Paleoaerie is also partnering with the Museum of Discovery and the University of Arkansas at Little Rock for a National Fossil Day event on October 11. Make sure to mark your calendars and come out to the museum to see the spectacle and diversity that can be found in Arkansas. There is much more than you think. We are also working with the museum on a new dinosaur traveling exhibit. It is very cool, so watch for it later this fall.

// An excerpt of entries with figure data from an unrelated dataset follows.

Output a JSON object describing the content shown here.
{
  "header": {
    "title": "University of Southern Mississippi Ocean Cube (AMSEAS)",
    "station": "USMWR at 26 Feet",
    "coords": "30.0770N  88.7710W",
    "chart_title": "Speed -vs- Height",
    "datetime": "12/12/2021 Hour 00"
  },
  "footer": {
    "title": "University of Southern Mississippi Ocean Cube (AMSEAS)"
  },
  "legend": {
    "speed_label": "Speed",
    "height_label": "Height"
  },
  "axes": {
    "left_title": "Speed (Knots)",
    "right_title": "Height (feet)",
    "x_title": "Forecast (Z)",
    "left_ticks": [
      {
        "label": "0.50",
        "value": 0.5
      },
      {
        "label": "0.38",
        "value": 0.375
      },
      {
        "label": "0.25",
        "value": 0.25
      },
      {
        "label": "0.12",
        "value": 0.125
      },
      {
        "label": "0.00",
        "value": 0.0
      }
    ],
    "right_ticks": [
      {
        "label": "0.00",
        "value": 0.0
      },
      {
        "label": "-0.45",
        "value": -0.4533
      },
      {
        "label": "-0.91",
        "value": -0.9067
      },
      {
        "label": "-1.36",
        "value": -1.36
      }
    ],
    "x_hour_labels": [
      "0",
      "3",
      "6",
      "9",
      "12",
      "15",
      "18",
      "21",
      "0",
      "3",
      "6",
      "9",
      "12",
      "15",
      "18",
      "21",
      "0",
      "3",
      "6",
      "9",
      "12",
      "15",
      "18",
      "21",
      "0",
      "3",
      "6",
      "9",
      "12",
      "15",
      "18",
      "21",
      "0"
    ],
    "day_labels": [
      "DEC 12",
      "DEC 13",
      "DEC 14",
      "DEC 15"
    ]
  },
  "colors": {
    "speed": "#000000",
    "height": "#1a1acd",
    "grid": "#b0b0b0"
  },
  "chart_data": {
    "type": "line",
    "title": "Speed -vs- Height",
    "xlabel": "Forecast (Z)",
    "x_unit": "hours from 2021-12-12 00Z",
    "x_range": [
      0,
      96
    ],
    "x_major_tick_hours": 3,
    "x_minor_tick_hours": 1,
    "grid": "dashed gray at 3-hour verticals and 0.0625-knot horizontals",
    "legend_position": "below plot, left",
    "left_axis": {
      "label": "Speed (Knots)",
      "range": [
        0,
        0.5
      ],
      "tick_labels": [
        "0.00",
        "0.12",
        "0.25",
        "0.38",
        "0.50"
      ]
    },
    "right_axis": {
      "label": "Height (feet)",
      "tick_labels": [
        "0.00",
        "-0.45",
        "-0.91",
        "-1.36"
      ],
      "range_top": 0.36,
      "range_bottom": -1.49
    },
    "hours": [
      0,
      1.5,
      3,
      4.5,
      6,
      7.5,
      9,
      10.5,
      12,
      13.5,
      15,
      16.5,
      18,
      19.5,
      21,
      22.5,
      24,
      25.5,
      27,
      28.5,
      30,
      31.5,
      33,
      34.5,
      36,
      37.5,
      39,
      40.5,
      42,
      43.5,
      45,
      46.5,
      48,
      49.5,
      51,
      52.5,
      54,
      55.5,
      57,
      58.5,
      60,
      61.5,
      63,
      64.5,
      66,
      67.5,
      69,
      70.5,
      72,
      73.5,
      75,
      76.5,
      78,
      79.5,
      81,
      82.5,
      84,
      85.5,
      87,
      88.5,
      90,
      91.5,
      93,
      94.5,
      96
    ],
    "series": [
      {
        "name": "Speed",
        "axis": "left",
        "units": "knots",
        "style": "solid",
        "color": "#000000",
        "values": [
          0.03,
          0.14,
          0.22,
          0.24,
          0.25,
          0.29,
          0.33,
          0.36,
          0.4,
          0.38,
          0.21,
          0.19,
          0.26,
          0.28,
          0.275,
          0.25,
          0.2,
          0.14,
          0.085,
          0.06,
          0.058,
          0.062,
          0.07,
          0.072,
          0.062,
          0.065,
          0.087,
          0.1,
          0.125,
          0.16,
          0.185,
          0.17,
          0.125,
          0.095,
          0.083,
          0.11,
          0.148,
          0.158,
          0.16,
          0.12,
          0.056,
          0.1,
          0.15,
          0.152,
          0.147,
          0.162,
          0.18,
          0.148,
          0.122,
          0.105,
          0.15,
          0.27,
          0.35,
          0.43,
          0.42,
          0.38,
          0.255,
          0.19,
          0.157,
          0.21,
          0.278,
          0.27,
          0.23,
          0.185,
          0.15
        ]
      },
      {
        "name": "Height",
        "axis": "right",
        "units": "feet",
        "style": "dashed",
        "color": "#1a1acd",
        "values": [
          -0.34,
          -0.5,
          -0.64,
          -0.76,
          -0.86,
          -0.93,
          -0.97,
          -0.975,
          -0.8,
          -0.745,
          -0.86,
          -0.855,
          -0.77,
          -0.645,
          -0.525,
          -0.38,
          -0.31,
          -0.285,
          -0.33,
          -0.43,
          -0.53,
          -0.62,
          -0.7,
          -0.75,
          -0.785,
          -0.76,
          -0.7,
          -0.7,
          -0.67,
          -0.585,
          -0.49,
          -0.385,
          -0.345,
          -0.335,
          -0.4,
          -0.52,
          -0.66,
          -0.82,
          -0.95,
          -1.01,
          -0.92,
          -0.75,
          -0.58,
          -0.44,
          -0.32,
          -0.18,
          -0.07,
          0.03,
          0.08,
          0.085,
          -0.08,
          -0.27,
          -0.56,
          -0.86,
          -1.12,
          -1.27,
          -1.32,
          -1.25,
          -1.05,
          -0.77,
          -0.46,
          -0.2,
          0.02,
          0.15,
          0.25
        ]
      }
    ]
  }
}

The last big news that happened recently is today’s Mystery Monday fossil. Someone brought me a fossil to examine a couple of weeks ago. The first amazing part of it is that is was actually a fossil. the vast majority of what people show me are just interestingly shaped rocks. This was a bona fide fossil. Not only was it a fossil, but a really cool one. The image below is a vertebra from a little seen animal in Arkansas and not at all for a very long time. The fossil is roughly 100 million years old, putting it in the Cretaceous Period. At that time, Arkansas was on the shoreline of the late Cretaceous Interior Seaway. Take a look at the image below and see if you can figure out what it came from. I’ll let you know what it is Friday. Thanks to Matt Smith for bringing this wonderful fossil to my attention. Come out to the National Fossil Day event and see it for yourself.